Foto: Divulgação Prefeitura

A perícia contábil que busca quantificar dívida ativa não executada por prefeito deve incluir, também, tributos com valores abaixo de 100 Unidades Fiscais de Referência Municipal (UFRM) e aqueles considerados antieconômicos por apresentarem valor inferior a um salário mínimo.

A determinação é da 1ª Câmara de Direito Público do Tribunal de Justiça de Santa Catarina (TJSC) ao dar provimento a agravo de instrumento manejado pelo Município de Capivari de Baixo (SC), em litígio contra o ex-prefeito Luiz Carlos Brunel Alves.

Em consequência da decisão do colegiado, o perito escolhido pelo juízo da Vara Única daquela Comarca deve elaborar uma planilha, em separado, especificando pormenorizadamente o montante do valor não executado. O objetivo é garantir aos litigantes (ex-prefeito e município) a possibilidade de amplo debate a respeito do numerário controverso. A decisão foi unânime.

Ação civil pública

Ex-prefeito Luiz Carlos Alves
Foto: Divulgação Amurel.Org

O ex-mandatário foi alvo de uma ação civil pública (ACP) após ser acusado de não promover a execução de títulos tributários vencidos no período de 1992 até 1996. Com esta omissão, ele teria provocado, segundo a denúncia, um prejuízo estimado em R$ 7,8 milhões ao erário municipal.

No curso da ACP, em decisão interlocutória, o juízo de origem expurgou dos cálculos as execuções tributárias de menor valor ou caracterizadas como antieconômicas.
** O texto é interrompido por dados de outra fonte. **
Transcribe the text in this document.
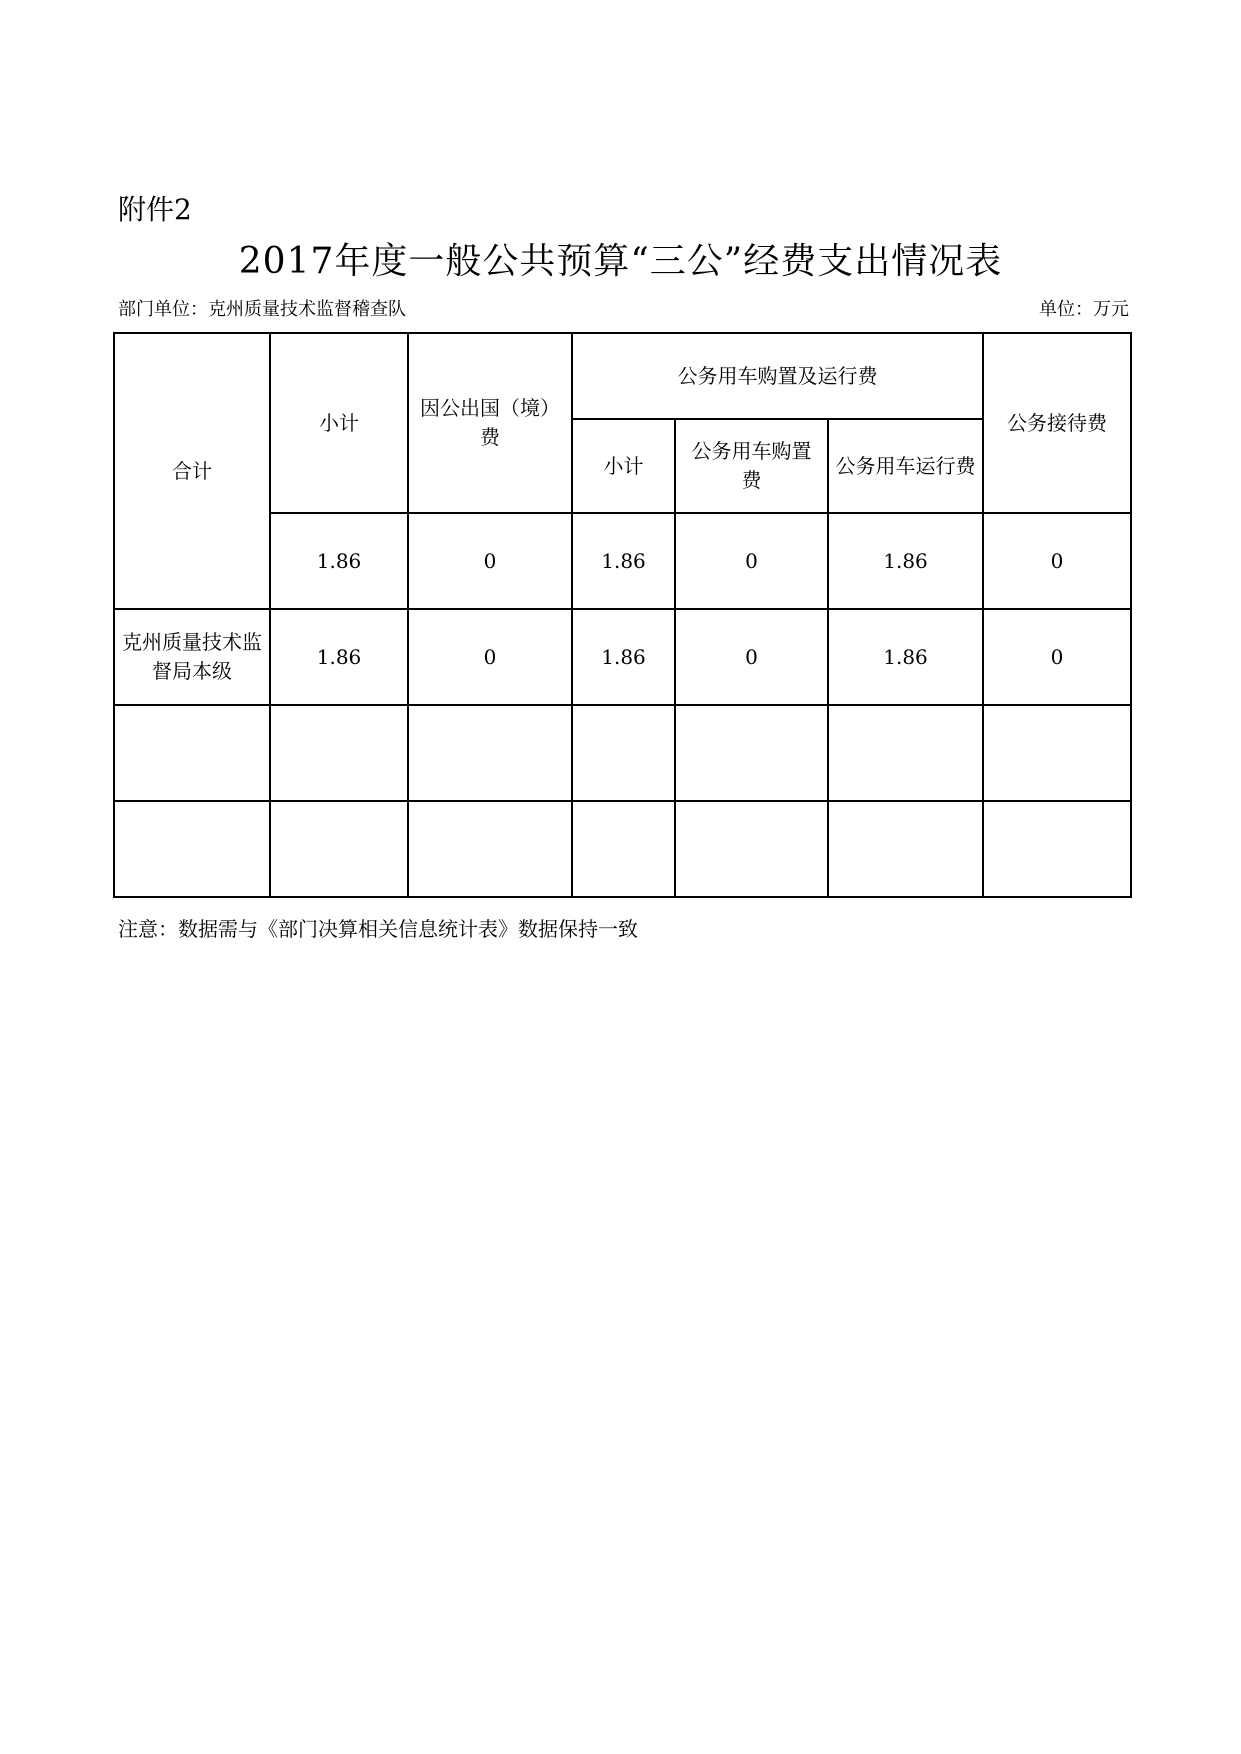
附件2
2017年度一般公共预算“三公”经费支出情况表
部门单位：克州质量技术监督稽查队	单位：万元
合计	小计	因公出国（境）费	公务用车购置及运行费			公务接待费
			小计	公务用车购置费	公务用车运行费	
	1.86	0	1.86	0	1.86	0
克州质量技术监督局本级	1.86	0	1.86	0	1.86	0

注意：数据需与《部门决算相关信息统计表》数据保持一致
Sem autorização legislativa

Ocorre que, na análise de mérito, o Tribunal de Justiça catarinense identificou que não havia, ao tempo da controvérsia, autorização legislativa para tanto. Nem há, atualmente, possibilidade de simplesmente eliminar o débito, mas sim suspender temporariamente a sua cobrança.

‘‘É inviável decotar do cálculo do expert  [perito contábil] quantum relativo às certidões de dívida ativa não executadas a tempo e modo pelo ex-alcaide, com o expurgo dos valores abaixo de 100 UFRMs – Unidades Fiscais de Referência Municipal e das execuções fiscais consideradas antieconômicas, […] aquelas com valor inferior a um salário mínimo, porquanto não há substrato legal vigente à época que justifique a aplicação de tal limitador’’, explicou o desembargador-relator Luiz Fernando Boller, que acolheu o recurso da municipalidade. Redação Painel de Riscos com informações do jornalista Ângelo Medeiros, da Assessoria de Imprensa do TJ-SC.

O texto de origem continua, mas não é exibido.